Позже, встретившись с Ляпидевским в Москве, Куйбышев внимательно посмотрел ему в глаза, улыбнулся и спросил:

— Вы помните мою свирепую радиограмму?

Он обнял летчика, поздравлял, благодарил, но, очевидно, его продолжало мучить подозрение, что Ляпидевского мог обидеть резкий тон радиограммы. При следующей встрече он вдруг снова спросил:

— А вам в самом деле не было обидно получить такую радиограмму?

Наконец рассмеялся и сказал:

— Ничего, ничего, все хорошо, что хорошо кончается.

Самый тон тогдашних сообщений правительственной комиссии характерен для Куйбышева. Подробнейшим образом излагался в сообщениях ход операции, мельчайшие ее детали, продвижение самолетов, кораблей, доставка горючего и снаряжения, состояние погоды и, главное, настроение людей в лагере Шмидта.
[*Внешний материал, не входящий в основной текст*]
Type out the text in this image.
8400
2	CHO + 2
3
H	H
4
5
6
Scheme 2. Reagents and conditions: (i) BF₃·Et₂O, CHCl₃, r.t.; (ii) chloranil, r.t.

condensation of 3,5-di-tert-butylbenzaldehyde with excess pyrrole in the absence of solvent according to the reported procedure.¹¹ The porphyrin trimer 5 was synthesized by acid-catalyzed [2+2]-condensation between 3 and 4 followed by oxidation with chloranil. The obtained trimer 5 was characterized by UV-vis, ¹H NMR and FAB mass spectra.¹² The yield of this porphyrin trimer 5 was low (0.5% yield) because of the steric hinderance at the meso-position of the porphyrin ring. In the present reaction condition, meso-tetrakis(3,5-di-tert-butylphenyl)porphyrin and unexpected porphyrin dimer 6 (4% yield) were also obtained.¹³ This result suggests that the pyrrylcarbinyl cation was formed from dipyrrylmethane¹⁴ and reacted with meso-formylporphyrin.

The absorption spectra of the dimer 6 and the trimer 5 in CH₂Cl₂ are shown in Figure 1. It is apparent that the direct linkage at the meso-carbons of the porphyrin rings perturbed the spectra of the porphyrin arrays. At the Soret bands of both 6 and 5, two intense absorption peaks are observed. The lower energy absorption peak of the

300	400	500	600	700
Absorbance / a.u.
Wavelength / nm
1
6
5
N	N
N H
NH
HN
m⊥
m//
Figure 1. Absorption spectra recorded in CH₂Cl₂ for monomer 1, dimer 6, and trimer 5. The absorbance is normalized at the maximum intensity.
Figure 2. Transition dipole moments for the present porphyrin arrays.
Тревоги, связанные с судьбой героев-летчиков, Валериан Владимирович сам переживал необычайно остро, Когда однажды на восемь дней прервалась связь со звеном Каманина, летевшим с Камчатки сквозь штормы и вьюги, Куйбышев не находил себе места. С помощью телеграфа и радио он обшарил весь Дальний Восток, поднял всех на ноги и успокоился лишь после того, как летчики дали о себе первую весть.

Так работал этот человек в трудные, славные дни челюскинской эпопеи. Оптимизм Куйбышева, его несокрушимая уверенность в успехе правильно задуманного предприятия и на этот раз оправдали себя. Советская страна подняла людей из лагеря Шмидта со льдины и бережно перенесла их на берег.

...А через год Куйбышева не стало. На Красной площади стоял полярник Ушаков и плакал, как ребенок.

1935—1964

СУДЬБА «КИТОБОЯ»

Завод, каких немного на земном шаре, начал строиться как-то странно, навыворот.

1929 год. В лесу за городом Свердловском спешно, словно гонимые невидимой тревогой, инженеры вводят в строй цех металлических конструкций. В какой, собственно, «строй»? Остальных-то цехов нет...

Грандиозный технический абсурд: один-единственный цех, затерявшийся среди сосен, в лесу, в бездорожье. Это противоречит элементарным законам промышленного строительства. Первобытная земля... Еще не проложено от города шоссе... Нет водопровода, нет канализации, нет жилья...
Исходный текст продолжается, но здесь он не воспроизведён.